Jouissance (original) (raw)
Disciplines > Psychoanalysis> Concepts> Jouissance
Description |Discussion | See also
Description
Jouissance, in French, means enjoyment and pleasure, in particularly in an over-the-top sense. It contrasts with 'plaisir', which is a controlled state that happens within cultural norms.
Jouissance is pleasure (and any stimulation) that can be too much to bear. It may be very largely felt as suffering. It is pleasure and pain together, a feeling of being at the edge.
It can indicate a breaking of boundaries, a connection beyond the self. This can range from a mother feeling intense connection with a breast-feeding baby to meditative feelings of oneness with the universe.
One of the goals of life is to manage jouissance. Unchecked emotion will control and overwhelm you. Society helps this through controlling mechanisms such as education and cultural norms. It has been said that jouissance is 'drained' from the body throughout life, leading to the calm of old age.
Discussion
In French, jouissance connotes orgasm as well as pleasure, and can be used to describe breaking down barriers between self and other. It may also be used to indicate orgasm that is not achieved or not 'ultimate', thus bringing a sense of lack, loss and something unattainable.
Lacan argues that thesubject, separated from itself by language, feels a sense of absence, of being not fully present, and thus desires wholeness. We constantly put ourselves into the subject positions of language and cultural codes in seeking to fulfil the futile desire for wholeness. We feel jouissance as the pleasure/pain that the subject feels as it tries in vain to recapture the lost object.

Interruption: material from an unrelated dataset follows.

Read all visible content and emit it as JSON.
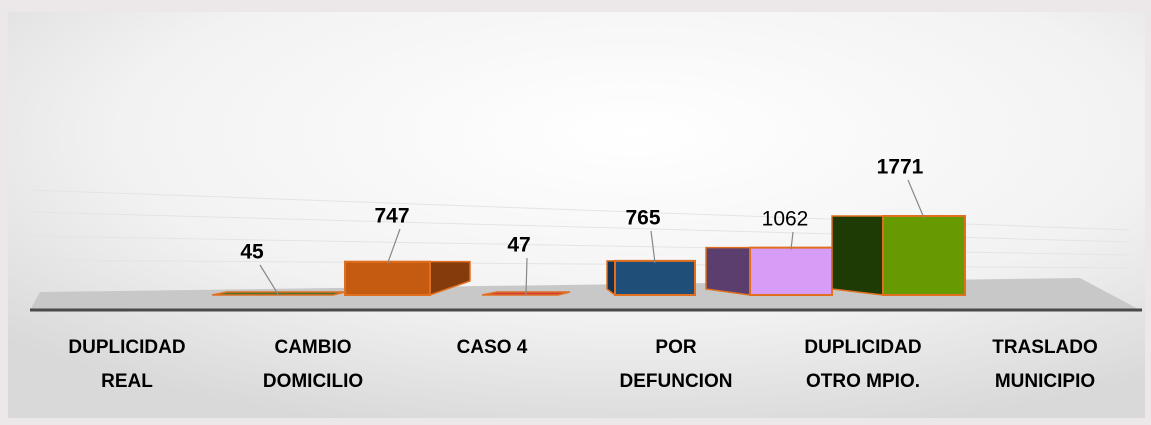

Jacqueline Rose uses jouissance in description of women's management of identity. In the phallic economy, the woman, who lacks the phallus, stands in the place of jouissance and the lost object and is thus becomes both desirable and ultimately unobtainable. This gives women a separate position from which they can 'speak themselves' and resist subjugation.

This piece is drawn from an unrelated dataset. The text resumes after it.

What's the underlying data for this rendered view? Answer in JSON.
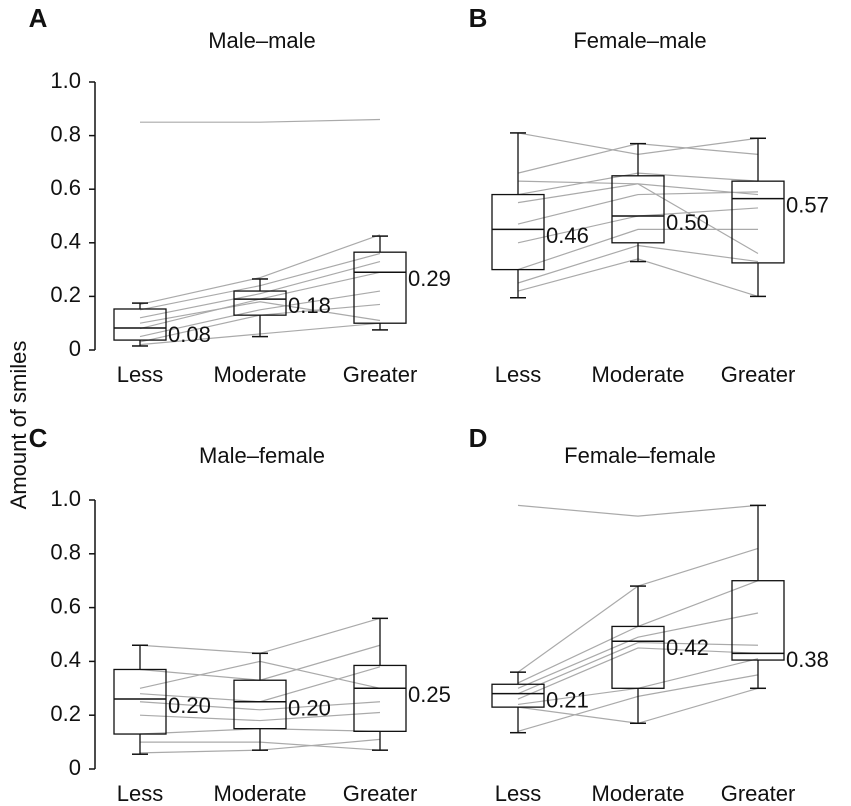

As post-Oedipal girls can sustain a closer relationship with their mother, they are consequently able to sustain a greater level of jouissance. This is something that boys envy and seek through dominance and possession of girls.
A significant part of the game of romance is in chasing jouissance. Although it can never be gained, the anticipated pleasure of hope makes the pursuit a very exciting experience.
Zizek aligns by saying that psychical life is about enjoyment, but which is interwoven with lack and alienation. Enjoyment comes from escapist fantasy. It gives ideology power, creating meaning for the self within the frame of ideology. It cannot be incorporated into the symbolic.